Microsoft has the software made publicly available after it first existed as beta. The new version of .NET is 7.0 and has both better performance and new features. Microsoft writes in a blog post that those new features include support for C# 11 and F# 7. Microsoft has also included .NET MAUI in the software, and most of the existing frameworks such as Blazor and Forms have been updated. It is also possible to run .NET 7 projects in containers and to implement workflows in GitHub actions. .NET 7 also has native support for Arm64 and enhanced support for Linux systems.

The new version of the software marks the third time Microsoft has attempted to make .NET ‘unified’. The company already tried that with .NET 5. Microsoft has been working since 2014 on the possibility to make the old framework, which until then only worked on Windows, open source and make it compatible with other systems.
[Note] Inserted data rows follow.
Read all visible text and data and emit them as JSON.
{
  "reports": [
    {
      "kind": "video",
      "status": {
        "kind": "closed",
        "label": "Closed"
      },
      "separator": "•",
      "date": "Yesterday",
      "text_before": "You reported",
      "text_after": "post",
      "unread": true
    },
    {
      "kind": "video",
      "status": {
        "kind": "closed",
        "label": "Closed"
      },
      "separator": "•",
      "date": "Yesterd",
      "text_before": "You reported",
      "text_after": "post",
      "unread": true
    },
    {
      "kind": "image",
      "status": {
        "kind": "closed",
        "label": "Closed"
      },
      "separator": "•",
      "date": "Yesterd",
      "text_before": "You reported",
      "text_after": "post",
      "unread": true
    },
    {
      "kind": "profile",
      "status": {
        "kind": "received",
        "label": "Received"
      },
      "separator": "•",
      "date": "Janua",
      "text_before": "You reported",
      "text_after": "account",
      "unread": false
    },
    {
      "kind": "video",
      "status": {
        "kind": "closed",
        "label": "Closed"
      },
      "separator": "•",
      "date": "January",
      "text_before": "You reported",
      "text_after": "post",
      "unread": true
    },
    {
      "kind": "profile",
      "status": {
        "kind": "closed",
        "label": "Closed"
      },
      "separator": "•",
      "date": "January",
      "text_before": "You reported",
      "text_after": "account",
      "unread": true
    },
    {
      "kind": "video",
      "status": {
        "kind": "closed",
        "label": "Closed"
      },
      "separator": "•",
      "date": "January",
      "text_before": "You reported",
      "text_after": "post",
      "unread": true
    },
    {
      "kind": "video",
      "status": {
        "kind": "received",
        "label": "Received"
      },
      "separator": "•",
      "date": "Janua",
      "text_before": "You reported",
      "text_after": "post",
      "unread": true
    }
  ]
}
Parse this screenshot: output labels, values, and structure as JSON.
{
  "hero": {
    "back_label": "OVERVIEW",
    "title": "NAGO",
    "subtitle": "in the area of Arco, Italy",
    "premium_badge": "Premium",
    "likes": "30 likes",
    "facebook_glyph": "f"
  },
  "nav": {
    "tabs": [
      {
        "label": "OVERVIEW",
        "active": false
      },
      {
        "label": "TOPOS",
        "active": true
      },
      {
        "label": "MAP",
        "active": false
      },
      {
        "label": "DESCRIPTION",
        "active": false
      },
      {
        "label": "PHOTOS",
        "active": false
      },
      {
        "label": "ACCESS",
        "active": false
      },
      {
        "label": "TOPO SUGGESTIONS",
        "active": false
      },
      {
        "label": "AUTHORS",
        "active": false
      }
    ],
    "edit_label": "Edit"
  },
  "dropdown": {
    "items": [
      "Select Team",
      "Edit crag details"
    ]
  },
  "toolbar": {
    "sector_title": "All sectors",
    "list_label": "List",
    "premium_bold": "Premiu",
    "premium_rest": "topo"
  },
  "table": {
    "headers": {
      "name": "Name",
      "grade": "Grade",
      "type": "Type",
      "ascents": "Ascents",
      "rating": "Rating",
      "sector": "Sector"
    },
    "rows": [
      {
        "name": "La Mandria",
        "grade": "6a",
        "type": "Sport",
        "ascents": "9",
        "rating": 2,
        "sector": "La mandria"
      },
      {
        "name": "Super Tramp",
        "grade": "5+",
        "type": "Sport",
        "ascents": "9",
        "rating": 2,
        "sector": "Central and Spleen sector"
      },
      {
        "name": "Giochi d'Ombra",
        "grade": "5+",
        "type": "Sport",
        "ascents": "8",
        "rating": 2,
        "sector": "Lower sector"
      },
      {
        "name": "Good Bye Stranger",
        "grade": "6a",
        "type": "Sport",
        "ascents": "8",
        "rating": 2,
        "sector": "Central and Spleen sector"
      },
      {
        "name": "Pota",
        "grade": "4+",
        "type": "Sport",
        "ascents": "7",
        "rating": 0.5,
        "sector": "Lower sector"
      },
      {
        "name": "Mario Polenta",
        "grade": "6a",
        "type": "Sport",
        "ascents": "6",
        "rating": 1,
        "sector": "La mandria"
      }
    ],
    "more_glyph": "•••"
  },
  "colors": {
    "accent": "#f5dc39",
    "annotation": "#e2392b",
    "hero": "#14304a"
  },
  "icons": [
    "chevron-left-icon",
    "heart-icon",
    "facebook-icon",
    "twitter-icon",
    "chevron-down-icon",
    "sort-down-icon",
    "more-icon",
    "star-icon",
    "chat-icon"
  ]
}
With .NET 5, Microsoft was already trying to create a single .NET runtime and framework from a single codebase. Later, Microsoft said that wouldn’t happen until .NET 6. Due to the pandemic and the associated logistical challenges, Microsoft decided not to include certain components such as the Multi-platform App UI in .NET. This is happening for the first time in version 7.0. This makes it look like all of the .NET code that was previously in Core, Framework, Xamarin, and Mono has finally been ported over to the single .NET 7.0 codebase.

.NET 7 is a standard term support release. That means the software will receive 18 months of support, until May 2024. That is less than predecessor .NET 6, which will be supported as a long-term support release until November 2024.